Houston's Fauci: Dr. Hotez Shills for Moneypox

Dr. Hotez has found a fitting choice of reading in the book “Stalin and the Scientists”

In Stalin and the scientists, Simon Ings tells the somewhat depressing story of scientific life in the Soviet Union from the 1917 revolution to the mid-1950s. Science was seen as an ally of the communist cause and as such was patronised by Russia’s political elite, including Stalin. Consequently, by the end of the period covered by the book, the Soviet Union ran the largest scientific enterprise in history.

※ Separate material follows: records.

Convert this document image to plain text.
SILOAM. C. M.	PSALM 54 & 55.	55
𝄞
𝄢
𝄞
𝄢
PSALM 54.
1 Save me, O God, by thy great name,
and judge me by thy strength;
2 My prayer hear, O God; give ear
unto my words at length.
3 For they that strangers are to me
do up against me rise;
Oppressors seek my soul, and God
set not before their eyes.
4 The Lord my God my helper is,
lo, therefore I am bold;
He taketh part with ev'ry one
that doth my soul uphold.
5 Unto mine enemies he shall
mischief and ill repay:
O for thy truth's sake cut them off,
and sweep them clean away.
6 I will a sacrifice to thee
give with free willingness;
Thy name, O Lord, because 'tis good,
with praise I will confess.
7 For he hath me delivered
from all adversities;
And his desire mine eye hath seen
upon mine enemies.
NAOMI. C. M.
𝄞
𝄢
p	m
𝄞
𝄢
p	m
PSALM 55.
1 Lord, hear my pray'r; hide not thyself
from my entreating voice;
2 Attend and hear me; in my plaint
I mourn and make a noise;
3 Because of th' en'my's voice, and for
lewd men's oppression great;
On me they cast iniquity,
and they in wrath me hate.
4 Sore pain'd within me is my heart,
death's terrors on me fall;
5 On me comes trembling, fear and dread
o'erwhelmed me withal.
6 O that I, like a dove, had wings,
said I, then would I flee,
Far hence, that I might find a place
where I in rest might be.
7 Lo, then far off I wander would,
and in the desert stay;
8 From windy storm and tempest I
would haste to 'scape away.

There was plenty to concern science in communist Russia: famine, drought, soil exhaustion, war, widespread alcoholism, epidemics and a life expectancy of 30. Some significant successes were achieved but in most ways, Soviet science lagged behind its western counterpart. The main reason, of course, was Stalin himself. He believed that science should serve the state and that what mattered most in scientists was obedience. Scientists paid a heavy price for this patronage, with individuals sacked from their institutes, imprisoned in gulags and murdered in their hundreds.

Life sciences suffered particularly, partly because so much was required of them, because of their potential to contribute to medicine and agriculture. In 1946–7, for example, there was a massive famine in which two million people died. What was needed was agricultural research to improve crop yields. What they got was Trofim Lysenko.

A bizarre opportunist who lacked a doctorate, Lysenko rose to be the leader of agricultural research in the Soviet Union, with his own institute in the Lenin Hills. But he rejected Mendelian genetics, claiming it was pseudo-scientific and fascist in origin. He believed in the Lamarckian concept of acquired characteristics and the journal he edited, Agrobiology, contained several obviously fraudulent reports of species transmuting under environmental pressures, for example wheat into rye and cabbages into swede.

Lysenko held sway for decades, but by 1965 it was impossible to ignore the damage he had done to agriculture in the USSR. In that year his power was removed, his journal closed down and proper genetics research restarted.

The book is well researched and tells an important story. The insight it gives to the travails of science in the Soviet era are a reminder of how fragile the progress of science can be, and how the wider political world can impact on its progress.